Moving from irons to electro-optics, I hear folks complain about how hard it is to find the dot, the reticle, in their carry optics. My advice, instead of spastically “rocketing” the gun to the target and having it bounce around at the end of extension, try deliberately placing the muzzle where you want it and just let the dot go along for the ride. No, the readout on the timer might not be as pleasing, at least at first, but the shot will be more accurate, and you won’t have to hope for a good hit. This is the case for iron sights as well, don’t chase a sight picture, instead learn to place the gun where you can see and use the sights. Remember, all any sight system does is tell you where the muzzle is pointed, and muzzle alignment is what produces an accurate shot.

Carry optics
Carry optics are the pistol sight system of the 21st century. The reason is obvious, the bright dot is easy to see and allows a target focus while still maintaining a sight picture. (Dave Spaulding photo)

Many competitive shooters have told me they like black-on-black sights, which are fine if you know what color your targets will be. After all, a black sight configuration on a white target background is a form of contrasting sights to my way of thinking. However, if the target color varies, having a sight that’s a high visibility, contrasting color will help the eyes find it and use it. It might not be totally clear, but anything that helps assure a shooter their muzzle is where they need it is worth exploring. The concept proves to be even more important as a shooter ages, and their eyes are no longer as sharp as they once were. Trust me here, I have spent decades learning how to depress a trigger straight to the rear only to discover I now can’t see the sights. A brightly colored front sight or a bright, glowing dot really helps.

Ameriglo Fiber Optics
Fiber optic sights are currently quite popular on combat pistols. These sights are effective in everything but dark environments. If the rear sight is uncluttered, the bright front is easy to find. (Ameriglo photos)

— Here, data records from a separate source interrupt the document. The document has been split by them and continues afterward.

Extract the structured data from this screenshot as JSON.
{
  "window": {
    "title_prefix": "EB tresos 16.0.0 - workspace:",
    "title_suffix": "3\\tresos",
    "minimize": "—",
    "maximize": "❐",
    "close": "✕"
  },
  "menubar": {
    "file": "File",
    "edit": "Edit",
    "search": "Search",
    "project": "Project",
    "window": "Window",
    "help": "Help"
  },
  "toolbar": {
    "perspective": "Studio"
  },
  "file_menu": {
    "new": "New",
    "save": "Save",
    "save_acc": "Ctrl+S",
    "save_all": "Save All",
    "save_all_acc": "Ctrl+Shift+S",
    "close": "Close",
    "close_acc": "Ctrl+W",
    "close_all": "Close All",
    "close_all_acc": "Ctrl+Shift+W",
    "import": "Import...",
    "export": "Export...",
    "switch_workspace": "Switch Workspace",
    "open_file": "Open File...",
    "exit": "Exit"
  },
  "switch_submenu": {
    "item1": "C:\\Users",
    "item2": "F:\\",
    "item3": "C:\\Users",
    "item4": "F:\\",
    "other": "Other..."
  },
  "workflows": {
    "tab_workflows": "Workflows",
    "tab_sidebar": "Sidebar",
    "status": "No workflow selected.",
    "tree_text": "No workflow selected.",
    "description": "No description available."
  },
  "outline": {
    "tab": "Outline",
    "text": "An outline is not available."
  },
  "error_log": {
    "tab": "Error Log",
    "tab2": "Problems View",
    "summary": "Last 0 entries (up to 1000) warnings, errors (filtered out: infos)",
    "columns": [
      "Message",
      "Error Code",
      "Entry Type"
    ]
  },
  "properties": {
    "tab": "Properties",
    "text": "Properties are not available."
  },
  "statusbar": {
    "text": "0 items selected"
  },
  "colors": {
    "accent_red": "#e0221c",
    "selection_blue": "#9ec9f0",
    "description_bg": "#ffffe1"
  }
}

If your current sight system works for you, don't mess with it. But if you're concerned about whether or not you can find your sights quickly during the scariest few seconds of your life, or you've noticed that the sights disappear when you're training at a rapid pace, give the contrasting front sight system a look to see if it helps. Seldom do I recommend a change of gear as a training solution but it is ok to make a change if it actually enhances performance. Jut consider carefully.